Dominick Farinacci will never have to sing a note – not with the use of his vocal chords, anyway. His trumpet does all the singing. And with that instrument so ubiquitous in Jazz, Farinacci plays his trumpet the old-fashioned way; he makes it speak and sing as it evokes the idiosyncrasies of the human voice singing of deeply-felt human emotions in a manner in which only a great vocalist can. So on Short Stories, more than anywhere else you will hear the trumpet not only indulging in narratives of many kinds, but also of bringing the storylines to life. Songs are not only peopled with characters as numerous as the plots and subtexts themselves, but each has a singular power of speech; of song, actually. Listen to the high and mighty exhortation of the muezzin calling the faithful to prayer in “Doha Blues”, or one of Horace Silver’s unscrupulously dandy, “Señor Blues”, or that ghostly blast from the past who remains nameless even after Jacob Collier creates his mysterious, almost ephemeral musical hologram in “Somebody That I Used To Know”.

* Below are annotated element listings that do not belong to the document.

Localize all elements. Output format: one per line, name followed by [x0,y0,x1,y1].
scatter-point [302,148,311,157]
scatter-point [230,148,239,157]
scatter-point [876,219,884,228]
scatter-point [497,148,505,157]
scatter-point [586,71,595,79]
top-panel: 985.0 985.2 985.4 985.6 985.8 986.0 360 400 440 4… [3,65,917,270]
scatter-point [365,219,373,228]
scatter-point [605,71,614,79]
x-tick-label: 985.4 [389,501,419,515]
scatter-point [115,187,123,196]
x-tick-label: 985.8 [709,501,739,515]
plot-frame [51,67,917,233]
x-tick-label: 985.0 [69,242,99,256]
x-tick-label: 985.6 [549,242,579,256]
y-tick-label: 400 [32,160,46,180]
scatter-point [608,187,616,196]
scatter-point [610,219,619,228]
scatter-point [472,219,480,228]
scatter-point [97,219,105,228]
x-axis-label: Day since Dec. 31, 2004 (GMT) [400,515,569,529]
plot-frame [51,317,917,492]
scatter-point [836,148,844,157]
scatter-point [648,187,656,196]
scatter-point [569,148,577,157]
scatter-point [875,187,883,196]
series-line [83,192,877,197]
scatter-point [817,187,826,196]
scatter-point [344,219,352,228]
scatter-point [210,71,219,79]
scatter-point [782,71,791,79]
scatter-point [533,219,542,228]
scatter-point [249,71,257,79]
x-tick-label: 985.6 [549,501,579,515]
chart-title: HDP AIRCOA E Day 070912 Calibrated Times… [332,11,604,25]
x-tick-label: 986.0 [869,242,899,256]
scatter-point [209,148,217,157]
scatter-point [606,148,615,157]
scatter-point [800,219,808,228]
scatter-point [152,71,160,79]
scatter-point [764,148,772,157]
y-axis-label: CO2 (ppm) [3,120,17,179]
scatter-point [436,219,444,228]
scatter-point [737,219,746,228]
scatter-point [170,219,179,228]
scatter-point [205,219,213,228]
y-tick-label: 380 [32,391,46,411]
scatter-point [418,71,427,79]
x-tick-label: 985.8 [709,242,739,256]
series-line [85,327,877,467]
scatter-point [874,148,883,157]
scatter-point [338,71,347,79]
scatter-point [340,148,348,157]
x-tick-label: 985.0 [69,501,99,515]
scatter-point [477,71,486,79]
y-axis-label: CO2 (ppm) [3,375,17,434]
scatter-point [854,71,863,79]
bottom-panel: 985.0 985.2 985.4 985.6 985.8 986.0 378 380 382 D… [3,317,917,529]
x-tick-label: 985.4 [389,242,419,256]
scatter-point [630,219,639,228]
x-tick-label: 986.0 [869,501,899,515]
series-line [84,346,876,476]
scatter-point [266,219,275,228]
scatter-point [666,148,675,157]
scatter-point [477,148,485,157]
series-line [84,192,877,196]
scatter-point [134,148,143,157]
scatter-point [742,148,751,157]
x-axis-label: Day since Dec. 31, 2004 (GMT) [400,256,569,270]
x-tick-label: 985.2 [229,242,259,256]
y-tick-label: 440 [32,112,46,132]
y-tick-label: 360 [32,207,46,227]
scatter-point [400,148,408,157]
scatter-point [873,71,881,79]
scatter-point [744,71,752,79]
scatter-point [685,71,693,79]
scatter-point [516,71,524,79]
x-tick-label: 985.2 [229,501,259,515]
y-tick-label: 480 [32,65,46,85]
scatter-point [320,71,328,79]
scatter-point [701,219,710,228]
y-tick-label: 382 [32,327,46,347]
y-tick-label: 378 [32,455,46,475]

Dominick Farinacci’s take on the lineage of the cool, spacey trumpet is utterly unconventional throughout, seeing him summoning woodwind-like tones from the instrument – especially on the two charts re-created by Jacob Collier – which float benignly over the sound of Collier’s one-man-myriad-ensemble that in its turn adds a rich and not entirely predictable harmonic foundation to the music. The surprises, when they come, are effective but discreet; a gamelan-like riff is played as pizzicato harmonics, a delicate curlicue of a bassline underpins what sounds like a Cape Verdean lament and a close-knit ensemble passage (“Somebody That I Used To Know”) develops from a single phrase. It’s like listening to Dominick Farinacci making musical connections; like an elegant railway system linking Jazz, folk, tango, Middle Eastern music and the chamber music style of the post-serialist 20th-century conservatoire. But to describe it as such gives it the impression of overcooking when in fact the whole of Short Stories is a masterpiece of subtlety.
Typical of something Tommy LiPuma would produce this remarkable project has Dominick Farinacci at its centre. Farinacci has developed something of a reputation of edge-of-the-seat virtuoso risk-taking. His playing is eloquent indeed; his voicing is expertly balanced in “Bamboleo” as it is in “Black Coffee” and Larry Goldings’ “Parlour Song”. Where phrasing sings wonderfully as it does in the scintillating fingerwork of “Sunshine Of Your Love”. Apart from the lively contemporariness of Jacob Collier’s presence on two charts, there are also the erudite performances of Christian McBride, Dean Parks, Larry Goldings, Gil Goldstein and Jamey Haddad. The electricity between the musicians is palpable and this makes for music that is particularly moving as, on the whole these are performances that get under your skin.
Track List: Bamboleo; Señor Blues; Soldier’s Things; Doha Blues; Sunshine of Your Love; Tango; Somebody That I Used To Know; Afternoon in Puebla; Black Coffee; Parlour Song.
Personnel: Dominick Farinacci: trumpet (1 – 10), flugelhorn (5); Larry Goldings: piano (1, 3 – 6, 8 – 10), organ (1, 5 & 9), celesta (10); Christian McBride: acoustic bass (1, 3 – 6, 8 – 10); Steve Gadd: drums (1, 3 – 9); Dean Parks: guitar (1, 3 – 6, 8, 9); Jamey Haddad: percussion (1, 2, 4, 6, 8); Gil Goldstein: accordion (1, 4, 6, 8); Jacob Collier: vocal and electronic instruments (2, 7); Gabe Bolkosky: violin and section leader; Leah Ferguson: viola; Sawyer Thomson: cello; Heidi Ruby-Kushious: alto flute; Brianne Sharkey: bass flute; Thomas Reed: bass clarinet – (1, 3, 4, 6, 8, 9); Mike Massy: vocals (4); Mark Mauldin: trombone (1).